In terminating the project, OPG confirms its 2013 commitment to the Saugeen Ojibway Nation (SON) not to go forward with the repository without SON's support. In January, SON communities voted not to support the siting of the DGR in their territory. The DGR would have been located at the Western Waste Management Facility on the Bruce nuclear plant site in Kincardine, Ontario.
The back story: In 2005, OPG began the regulatory process to secure a license to prepare the site and construct the DGR with the submission of a project description to the Canadian Nuclear Safety Commission, and in 2007, the project was referred to a joint review panel under the Canadian Environmental Assessment Act. That panel recommended that the DGR be built, and in 2015, it released an environmental assessment report that concluded the project “is not likely to cause significant adverse environmental effects.” The Canadian government, however, suspended the environmental review in February 2016, requesting that OPG conduct further technical, environmental, and economic studies into the DGR.
As designed, the DGR would have stored about 262,000 cubic yards of waste more than 2,200 feet below ground. According to OPG, 90 percent of the waste would have been low-level waste.

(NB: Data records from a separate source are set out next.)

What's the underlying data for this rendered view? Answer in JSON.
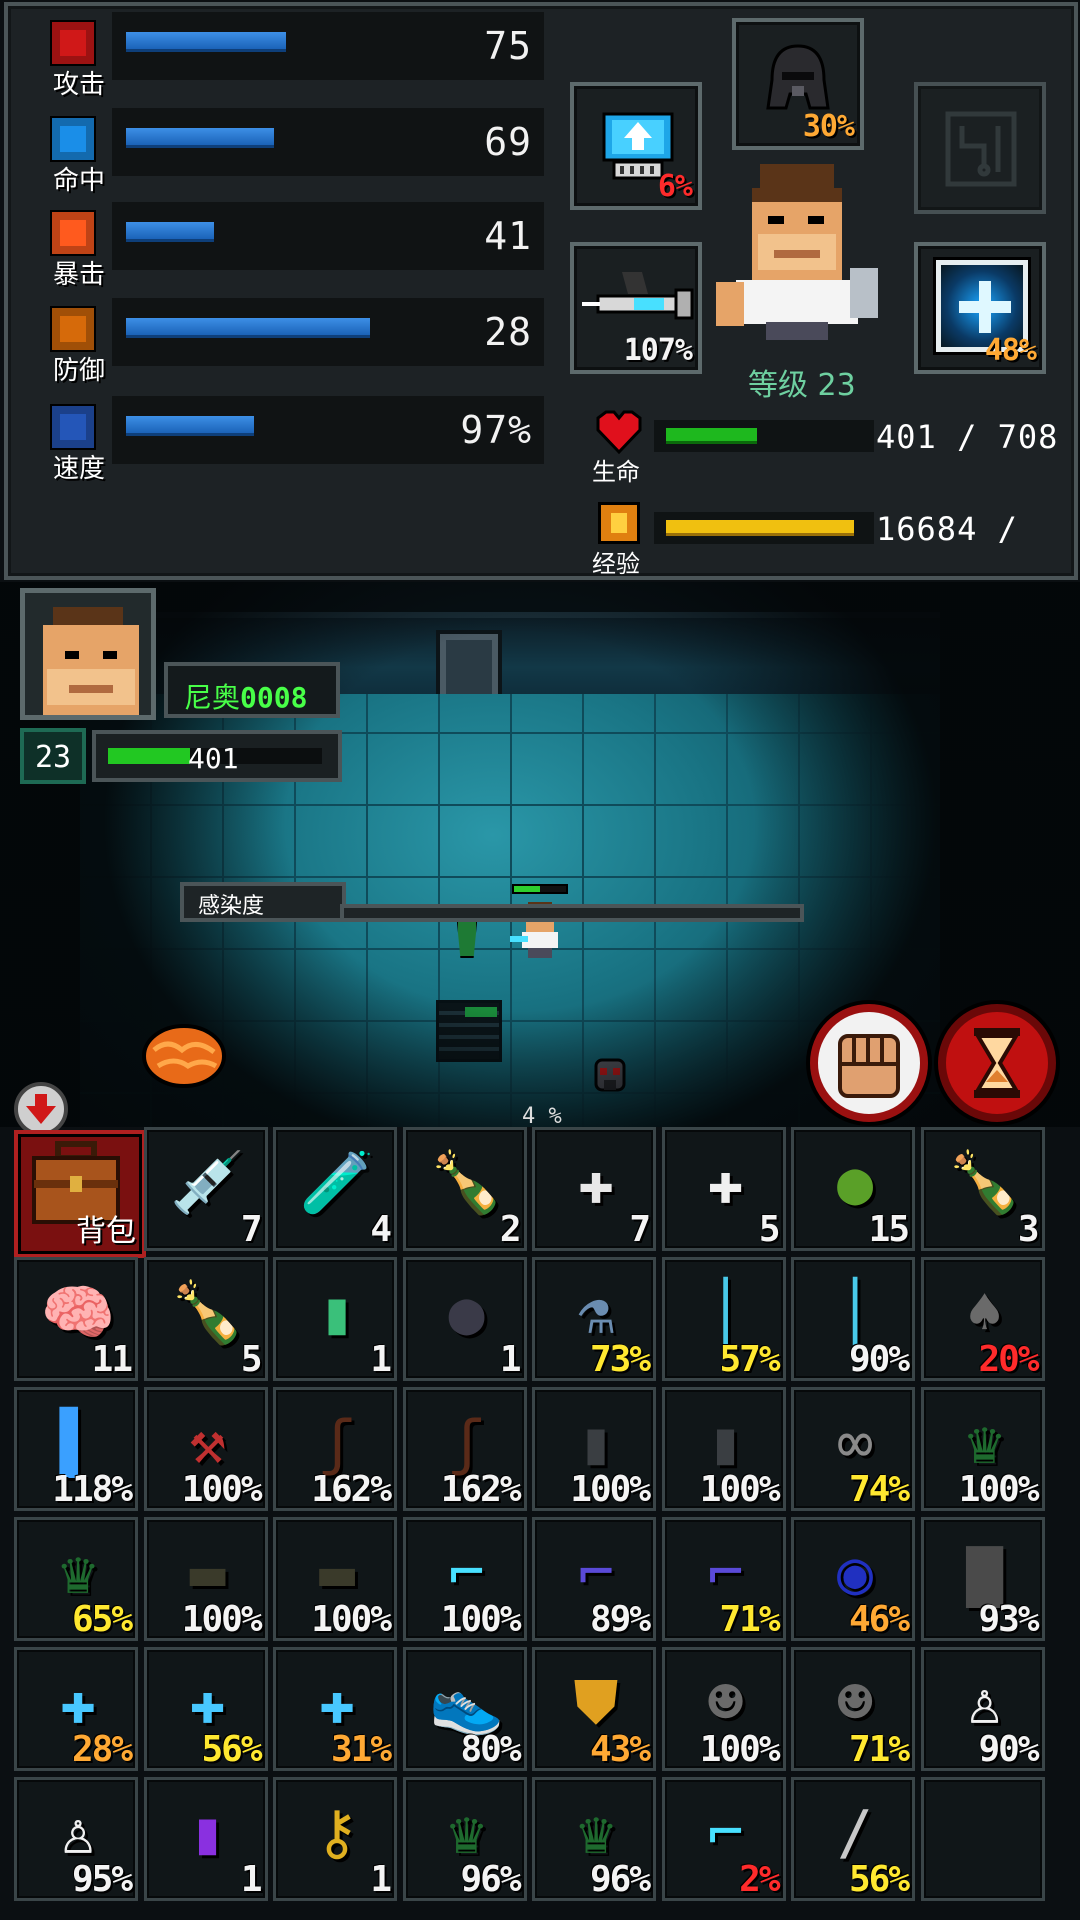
{
  "stats": [
    {
      "label": "攻击",
      "value": "75",
      "fill": 0.4,
      "icon_color": "#d01818"
    },
    {
      "label": "命中",
      "value": "69",
      "fill": 0.37,
      "icon_color": "#1a8ee8"
    },
    {
      "label": "暴击",
      "value": "41",
      "fill": 0.22,
      "icon_color": "#ff5a1e"
    },
    {
      "label": "防御",
      "value": "28",
      "fill": 0.61,
      "icon_color": "#d66a0a"
    },
    {
      "label": "速度",
      "value": "97%",
      "fill": 0.32,
      "icon_color": "#2456b8"
    }
  ],
  "equip": {
    "helmet": {
      "pct": "30%",
      "icon": "helmet-icon"
    },
    "chip": {
      "pct": "6%",
      "icon": "chip-upgrade-icon"
    },
    "empty_slot": {
      "icon": "circuit-slot-icon"
    },
    "weapon": {
      "pct": "107%",
      "icon": "syringe-gun-icon"
    },
    "shield": {
      "pct": "48%",
      "icon": "energy-cross-icon"
    }
  },
  "level_text": "等级 23",
  "hp": {
    "label": "生命",
    "text": "401 / 708",
    "ratio": 0.57
  },
  "exp": {
    "label": "经验",
    "text": "16684 /",
    "ratio": 0.94
  },
  "hud": {
    "name_prefix": "尼奥",
    "name_id": "0008",
    "level": "23",
    "hp": "401"
  },
  "infection": {
    "label": "感染度",
    "value": "4 %"
  },
  "backpack_label": "背包",
  "inventory": [
    {
      "n": "7",
      "icon": "syringe-blue",
      "color": "#5a7de8",
      "glyph": "💉",
      "c": "white"
    },
    {
      "n": "4",
      "icon": "vial-blue",
      "color": "#4a67d8",
      "glyph": "🧪",
      "c": "white"
    },
    {
      "n": "2",
      "icon": "bottle-green",
      "color": "#2b8a3a",
      "glyph": "🍾",
      "c": "white"
    },
    {
      "n": "7",
      "icon": "medkit-small",
      "color": "#e8e8e8",
      "glyph": "✚",
      "c": "white"
    },
    {
      "n": "5",
      "icon": "medkit",
      "color": "#f0f0f0",
      "glyph": "✚",
      "c": "white"
    },
    {
      "n": "15",
      "icon": "green-fruit",
      "color": "#5aa028",
      "glyph": "●",
      "c": "white"
    },
    {
      "n": "3",
      "icon": "bottle-purple",
      "color": "#2f7a3a",
      "glyph": "🍾",
      "c": "white"
    },
    {
      "n": "11",
      "icon": "brain",
      "color": "#e05060",
      "glyph": "🧠",
      "c": "white"
    },
    {
      "n": "5",
      "icon": "bottle-green-2",
      "color": "#2b8a3a",
      "glyph": "🍾",
      "c": "white"
    },
    {
      "n": "1",
      "icon": "canister",
      "color": "#3ac07a",
      "glyph": "▮",
      "c": "white"
    },
    {
      "n": "1",
      "icon": "bomb",
      "color": "#3a3a48",
      "glyph": "●",
      "c": "white"
    },
    {
      "n": "73%",
      "icon": "flask",
      "color": "#6a8cb0",
      "glyph": "⚗",
      "c": "yellow"
    },
    {
      "n": "57%",
      "icon": "tube-cyan",
      "color": "#48c8e8",
      "glyph": "│",
      "c": "yellow"
    },
    {
      "n": "90%",
      "icon": "tube-cyan-2",
      "color": "#48c8e8",
      "glyph": "│",
      "c": "white"
    },
    {
      "n": "20%",
      "icon": "shovel",
      "color": "#6a6a6a",
      "glyph": "♠",
      "c": "red"
    },
    {
      "n": "118%",
      "icon": "energy-blade",
      "color": "#3aa0ff",
      "glyph": "▌",
      "c": "white"
    },
    {
      "n": "100%",
      "icon": "fire-axe",
      "color": "#c03030",
      "glyph": "⚒",
      "c": "white"
    },
    {
      "n": "162%",
      "icon": "cane",
      "color": "#5a2a18",
      "glyph": "ʃ",
      "c": "white"
    },
    {
      "n": "162%",
      "icon": "cane-2",
      "color": "#5a2a18",
      "glyph": "ʃ",
      "c": "white"
    },
    {
      "n": "100%",
      "icon": "plate",
      "color": "#3a3e42",
      "glyph": "▮",
      "c": "white"
    },
    {
      "n": "100%",
      "icon": "plate-2",
      "color": "#3a3e42",
      "glyph": "▮",
      "c": "white"
    },
    {
      "n": "74%",
      "icon": "knuckles",
      "color": "#8a8a8a",
      "glyph": "∞",
      "c": "yellow"
    },
    {
      "n": "100%",
      "icon": "broken-bottle",
      "color": "#1e6a2e",
      "glyph": "♛",
      "c": "white"
    },
    {
      "n": "65%",
      "icon": "broken-bottle-2",
      "color": "#1e6a2e",
      "glyph": "♛",
      "c": "yellow"
    },
    {
      "n": "100%",
      "icon": "rifle",
      "color": "#3a3a2a",
      "glyph": "▬",
      "c": "white"
    },
    {
      "n": "100%",
      "icon": "rifle-2",
      "color": "#3a3a2a",
      "glyph": "▬",
      "c": "white"
    },
    {
      "n": "100%",
      "icon": "laser-gun",
      "color": "#48e0ff",
      "glyph": "⌐",
      "c": "white"
    },
    {
      "n": "89%",
      "icon": "blaster",
      "color": "#5a4ad8",
      "glyph": "⌐",
      "c": "white"
    },
    {
      "n": "71%",
      "icon": "blaster-2",
      "color": "#5a4ad8",
      "glyph": "⌐",
      "c": "yellow"
    },
    {
      "n": "46%",
      "icon": "goggles",
      "color": "#2030c0",
      "glyph": "◉",
      "c": "orange"
    },
    {
      "n": "93%",
      "icon": "armor-vest",
      "color": "#4a4a4a",
      "glyph": "▇",
      "c": "white"
    },
    {
      "n": "28%",
      "icon": "energy-cross",
      "color": "#48c8ff",
      "glyph": "✚",
      "c": "orange"
    },
    {
      "n": "56%",
      "icon": "energy-cross-2",
      "color": "#48c8ff",
      "glyph": "✚",
      "c": "yellow"
    },
    {
      "n": "31%",
      "icon": "energy-cross-3",
      "color": "#48c8ff",
      "glyph": "✚",
      "c": "orange"
    },
    {
      "n": "80%",
      "icon": "sneaker",
      "color": "#e8e8e8",
      "glyph": "👟",
      "c": "white"
    },
    {
      "n": "43%",
      "icon": "gold-shield",
      "color": "#e0a020",
      "glyph": "⛊",
      "c": "orange"
    },
    {
      "n": "100%",
      "icon": "gas-mask",
      "color": "#6a6a6a",
      "glyph": "☻",
      "c": "white"
    },
    {
      "n": "71%",
      "icon": "gas-mask-2",
      "color": "#6a6a6a",
      "glyph": "☻",
      "c": "yellow"
    },
    {
      "n": "90%",
      "icon": "lab-coat",
      "color": "#f0f0f0",
      "glyph": "♙",
      "c": "white"
    },
    {
      "n": "95%",
      "icon": "lab-coat-2",
      "color": "#f0f0f0",
      "glyph": "♙",
      "c": "white"
    },
    {
      "n": "1",
      "icon": "purple-capsule",
      "color": "#8a30e0",
      "glyph": "▮",
      "c": "white"
    },
    {
      "n": "1",
      "icon": "gold-key",
      "color": "#e0b020",
      "glyph": "⚷",
      "c": "white"
    },
    {
      "n": "96%",
      "icon": "broken-bottle-3",
      "color": "#1e6a2e",
      "glyph": "♛",
      "c": "white"
    },
    {
      "n": "96%",
      "icon": "broken-bottle-4",
      "color": "#1e6a2e",
      "glyph": "♛",
      "c": "white"
    },
    {
      "n": "2%",
      "icon": "laser-gun-2",
      "color": "#48e0ff",
      "glyph": "⌐",
      "c": "red"
    },
    {
      "n": "56%",
      "icon": "knife",
      "color": "#c8c8c8",
      "glyph": "∕",
      "c": "yellow"
    }
  ]
}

Because of its close proximity to Lake Huron, the project drew considerable opposition from environmental groups and political leaders from communities surrounding the Great Lakes, both in Canada and the United States.
Next steps: In its May 27 letter to Wilkinson requesting the cancellation of the environmental assessment, OPG said that it “remains committed to developing an alternate solution for the safe and permanent disposal of the radioactive waste from its owned nuclear generating stations.”
According to Wilkinson, the termination of the environmental assessment does not limit future applications for a geologic repository, and if OPG, or another proponent, proposes a similar facility, it will be considered as a new project pursuant to Canadian regulations.